Goodbye to Love: Conversation of all those whose lips are sealed
Share your memorabilia and stories about love and join this extraordinary exhibition!
At Marres, you can hand in items and their related stories. They will be on (anonymous) display in the love archive Memorabilia of Broken Heart by Korean artist Hyesoo Park. That album that always makes you cry, your ex’s toothbrush, or a sweet note you’ve always kept. They will be registered so you can get your memorabilia back later.
Come in during the opening hours of Marres, House for Contemporary Culture
Tuesday until Sunday
12-5PM
Or visit the website goodbye2love.com to share your stories, memories or heart’s desires in a digital and anonymous way.

Hyesoo Park
Korean artist Hyesoo Park (Seoul, KR, 1974) has been exploring the complex contradiction Koreans feel between, on the one hand, the pressure to make a career and gain prestige and, on the other, having a fulfilling personal life, for years. Park’s work is often about emotions and especially about masking them. The exhibition features her work Our Joyful Young Days (2022) in which the artist interviews retired factory workers about their first loves.
For Marres, Hyesoo Park is currently preparing a new installation work consisting of stories, memorabilia and filmed interviews about love harvested in the Limburg region. For this, she developed the website goodbye2love.com where you can share your story or memorabilia.

Jinju Lee
Jinju Lee was born in Busan, Korea in 1980. She received a BA and MA in Eastern painting from Hongik University, where she is currently a professor of Eastern painting. She uses in-depth observations about life and our reality to create detailed images of memory fragments or everyday objects that have symbolic meaning.

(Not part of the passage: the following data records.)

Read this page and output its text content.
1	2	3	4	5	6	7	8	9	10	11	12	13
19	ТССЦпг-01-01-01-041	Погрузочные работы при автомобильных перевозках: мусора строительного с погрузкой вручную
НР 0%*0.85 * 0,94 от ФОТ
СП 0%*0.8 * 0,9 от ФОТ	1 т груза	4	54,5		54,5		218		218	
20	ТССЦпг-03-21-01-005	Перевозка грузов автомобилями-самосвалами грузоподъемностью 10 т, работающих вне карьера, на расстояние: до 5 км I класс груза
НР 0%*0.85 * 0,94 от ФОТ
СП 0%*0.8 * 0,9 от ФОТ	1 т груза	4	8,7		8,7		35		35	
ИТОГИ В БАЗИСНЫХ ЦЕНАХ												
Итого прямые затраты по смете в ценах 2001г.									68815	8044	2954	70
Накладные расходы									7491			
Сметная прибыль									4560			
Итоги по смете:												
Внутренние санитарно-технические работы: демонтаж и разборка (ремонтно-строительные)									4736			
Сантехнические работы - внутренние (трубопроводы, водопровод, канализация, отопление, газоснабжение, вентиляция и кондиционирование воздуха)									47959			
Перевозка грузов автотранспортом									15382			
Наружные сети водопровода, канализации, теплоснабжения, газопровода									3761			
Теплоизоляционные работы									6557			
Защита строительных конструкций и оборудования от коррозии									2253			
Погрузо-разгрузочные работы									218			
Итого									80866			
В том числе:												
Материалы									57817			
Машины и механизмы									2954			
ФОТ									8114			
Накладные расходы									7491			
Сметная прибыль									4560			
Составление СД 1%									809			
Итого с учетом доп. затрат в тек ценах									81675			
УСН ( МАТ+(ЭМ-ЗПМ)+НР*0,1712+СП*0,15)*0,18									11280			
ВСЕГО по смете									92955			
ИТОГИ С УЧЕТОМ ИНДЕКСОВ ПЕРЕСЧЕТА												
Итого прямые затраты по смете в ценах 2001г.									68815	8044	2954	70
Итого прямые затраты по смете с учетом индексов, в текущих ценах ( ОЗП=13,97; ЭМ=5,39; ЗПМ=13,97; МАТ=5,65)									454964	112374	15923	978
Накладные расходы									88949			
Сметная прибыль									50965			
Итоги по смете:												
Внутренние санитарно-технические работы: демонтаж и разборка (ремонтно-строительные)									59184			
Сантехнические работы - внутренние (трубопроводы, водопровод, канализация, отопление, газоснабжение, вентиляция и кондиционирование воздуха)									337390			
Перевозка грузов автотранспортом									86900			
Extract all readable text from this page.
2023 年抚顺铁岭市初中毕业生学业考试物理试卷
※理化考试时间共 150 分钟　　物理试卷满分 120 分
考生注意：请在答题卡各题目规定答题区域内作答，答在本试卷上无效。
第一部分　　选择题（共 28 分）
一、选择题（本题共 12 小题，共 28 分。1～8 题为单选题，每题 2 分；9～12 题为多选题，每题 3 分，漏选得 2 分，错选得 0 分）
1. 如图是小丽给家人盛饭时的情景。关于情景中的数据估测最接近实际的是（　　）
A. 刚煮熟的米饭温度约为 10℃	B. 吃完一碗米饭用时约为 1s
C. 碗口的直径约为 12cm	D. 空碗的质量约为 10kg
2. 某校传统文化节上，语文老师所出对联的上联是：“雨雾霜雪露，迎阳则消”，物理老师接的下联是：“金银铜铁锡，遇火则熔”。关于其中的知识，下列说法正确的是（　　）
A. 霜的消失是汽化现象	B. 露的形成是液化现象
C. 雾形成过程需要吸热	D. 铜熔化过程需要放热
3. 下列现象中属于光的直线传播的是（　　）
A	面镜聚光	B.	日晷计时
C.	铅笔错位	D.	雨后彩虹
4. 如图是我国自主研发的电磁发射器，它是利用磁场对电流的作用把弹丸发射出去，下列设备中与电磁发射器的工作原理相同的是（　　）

Lee employs the techniques of Eastern painting that are used to depict details to create scenes that feel intensely foreign, but are actually grounded in the real world. They feature encapsulated memories, floating islands, and introverted landscapes inhabited by solitary figures who are both poignant and unsettling.

James Webb
James Webb was born in Kimberley, South Africa, in 1975. He lives and works in Stockholm, Sweden. He is an artist known for site-specific interventions and installations. His practice often involves sound, found objects, and text, invoking references to literature, cinema, and the minimalist traditions. By shifting objects, techniques, and forms beyond their original contexts and introducing them to different environments, Webb creates new spaces of tension. These spaces bind Webb’s academic background in religion, theatre, and advertising, offering poetic inquiries into the economies of belief and dynamics of communication in our contemporary world.

Goodbye to Love is part of a series of projects exploring the place of emotions, physical interaction and intimacy in our current society. Previous exhibitions in this series were Intimacy (2015) and Museum Motus Mori (2019).